In microarray data analysis, resampling methods are widely used to discover significantly differentially expressed genes under different biological conditions when the distributions of test statistics are unknown. When sample size is small, however, simultaneous testing of thousands, or even millions, of null hypotheses in microarray data analysis brings challenges to the multiple hypothesis testing field. We study small sample behavior of three commonly used resampling methods, including permutation tests, post-pivot resampling methods, and pre-pivot resampling methods in multiple hypothesis testing. We show the model-based pre-pivot resampling methods have the largest maximum number of unique resampled test statistic values, which tend to produce more reliable P-values than the other two resampling methods. To avoid problems with the application of the three resampling methods in practice, we propose new conditions, based on the Partitioning Principle, to control the multiple testing error rates in fixed-effects general linear models.

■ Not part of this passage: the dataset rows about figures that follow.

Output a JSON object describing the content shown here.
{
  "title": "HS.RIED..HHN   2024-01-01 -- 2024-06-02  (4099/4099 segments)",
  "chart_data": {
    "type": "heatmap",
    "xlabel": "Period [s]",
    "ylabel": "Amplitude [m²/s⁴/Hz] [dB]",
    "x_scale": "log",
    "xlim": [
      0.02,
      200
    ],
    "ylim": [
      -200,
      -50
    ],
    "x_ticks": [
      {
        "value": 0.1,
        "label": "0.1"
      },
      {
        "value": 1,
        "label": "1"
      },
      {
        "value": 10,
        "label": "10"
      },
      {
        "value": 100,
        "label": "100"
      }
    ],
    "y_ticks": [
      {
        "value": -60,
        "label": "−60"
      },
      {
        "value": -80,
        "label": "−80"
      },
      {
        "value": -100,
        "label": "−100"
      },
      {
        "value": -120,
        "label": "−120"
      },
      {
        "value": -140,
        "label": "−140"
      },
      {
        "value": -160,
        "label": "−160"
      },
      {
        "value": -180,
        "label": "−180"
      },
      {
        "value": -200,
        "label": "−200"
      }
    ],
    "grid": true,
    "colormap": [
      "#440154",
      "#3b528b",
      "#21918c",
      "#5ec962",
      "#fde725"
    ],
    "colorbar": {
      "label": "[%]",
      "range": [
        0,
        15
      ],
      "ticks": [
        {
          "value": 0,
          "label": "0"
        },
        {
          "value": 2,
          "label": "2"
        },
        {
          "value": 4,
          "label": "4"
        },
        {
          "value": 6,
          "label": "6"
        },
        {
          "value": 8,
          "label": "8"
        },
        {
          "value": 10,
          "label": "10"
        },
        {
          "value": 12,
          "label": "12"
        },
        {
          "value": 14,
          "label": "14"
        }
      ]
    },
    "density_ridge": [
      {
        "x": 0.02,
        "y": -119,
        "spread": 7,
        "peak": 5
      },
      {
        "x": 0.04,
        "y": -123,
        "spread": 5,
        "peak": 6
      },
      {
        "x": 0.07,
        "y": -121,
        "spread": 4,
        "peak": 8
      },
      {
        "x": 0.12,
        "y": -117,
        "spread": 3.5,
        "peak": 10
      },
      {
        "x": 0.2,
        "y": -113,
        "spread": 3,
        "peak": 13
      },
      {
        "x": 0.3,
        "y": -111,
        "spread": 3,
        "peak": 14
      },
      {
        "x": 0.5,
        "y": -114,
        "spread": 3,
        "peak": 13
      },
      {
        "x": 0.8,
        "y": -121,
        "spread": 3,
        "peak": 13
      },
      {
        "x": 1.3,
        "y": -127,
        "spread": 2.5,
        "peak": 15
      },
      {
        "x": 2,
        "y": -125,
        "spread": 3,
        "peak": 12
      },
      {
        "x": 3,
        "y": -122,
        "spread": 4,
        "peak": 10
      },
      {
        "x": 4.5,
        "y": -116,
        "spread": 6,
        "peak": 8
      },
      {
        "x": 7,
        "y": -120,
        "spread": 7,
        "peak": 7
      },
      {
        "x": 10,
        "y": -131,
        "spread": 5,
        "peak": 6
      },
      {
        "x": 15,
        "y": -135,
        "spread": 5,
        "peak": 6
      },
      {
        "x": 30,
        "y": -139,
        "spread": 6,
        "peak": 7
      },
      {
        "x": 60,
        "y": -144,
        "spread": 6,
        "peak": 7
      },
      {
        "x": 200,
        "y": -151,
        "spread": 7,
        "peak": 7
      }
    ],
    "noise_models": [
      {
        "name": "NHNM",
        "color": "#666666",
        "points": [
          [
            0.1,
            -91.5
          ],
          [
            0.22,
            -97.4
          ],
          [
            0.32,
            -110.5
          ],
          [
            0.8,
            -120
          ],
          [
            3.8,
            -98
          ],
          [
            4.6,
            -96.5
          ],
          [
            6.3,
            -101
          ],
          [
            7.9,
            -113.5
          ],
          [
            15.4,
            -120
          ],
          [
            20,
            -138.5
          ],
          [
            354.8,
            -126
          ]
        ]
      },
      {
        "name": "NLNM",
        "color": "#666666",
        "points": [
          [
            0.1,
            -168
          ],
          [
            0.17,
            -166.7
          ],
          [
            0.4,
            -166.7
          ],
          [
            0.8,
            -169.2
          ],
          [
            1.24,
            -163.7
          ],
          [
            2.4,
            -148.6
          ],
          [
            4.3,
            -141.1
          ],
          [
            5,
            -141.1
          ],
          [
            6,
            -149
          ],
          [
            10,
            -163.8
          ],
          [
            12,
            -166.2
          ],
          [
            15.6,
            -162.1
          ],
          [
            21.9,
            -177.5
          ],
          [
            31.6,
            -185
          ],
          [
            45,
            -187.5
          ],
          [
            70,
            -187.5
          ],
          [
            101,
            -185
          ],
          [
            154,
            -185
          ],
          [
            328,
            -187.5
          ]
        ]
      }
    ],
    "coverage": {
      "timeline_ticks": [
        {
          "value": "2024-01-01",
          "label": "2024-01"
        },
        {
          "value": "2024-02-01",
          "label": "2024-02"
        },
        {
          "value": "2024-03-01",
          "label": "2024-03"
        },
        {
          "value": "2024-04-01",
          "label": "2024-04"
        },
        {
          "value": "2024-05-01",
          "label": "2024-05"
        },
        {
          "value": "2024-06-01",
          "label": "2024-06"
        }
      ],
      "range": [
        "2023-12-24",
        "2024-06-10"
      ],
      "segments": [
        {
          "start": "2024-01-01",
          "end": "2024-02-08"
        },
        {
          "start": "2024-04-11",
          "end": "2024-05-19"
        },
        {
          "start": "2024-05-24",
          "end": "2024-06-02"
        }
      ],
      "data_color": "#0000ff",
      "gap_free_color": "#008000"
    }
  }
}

Meanwhile, from both theoretical results and simulation studies, we show the discrepancies between the true expected values of order statistics and the expected values of order statistics estimated by permutation in the Significant Analysis of Microarrays (SAM) procedure. Moreover, we show the conditions for SAM to control the expected number of false rejections in the permutation-based SAM procedure. We also propose a more powerful adaptive two-step procedure to control the expected number of false rejections with larger critical values than the Bonferroni procedure.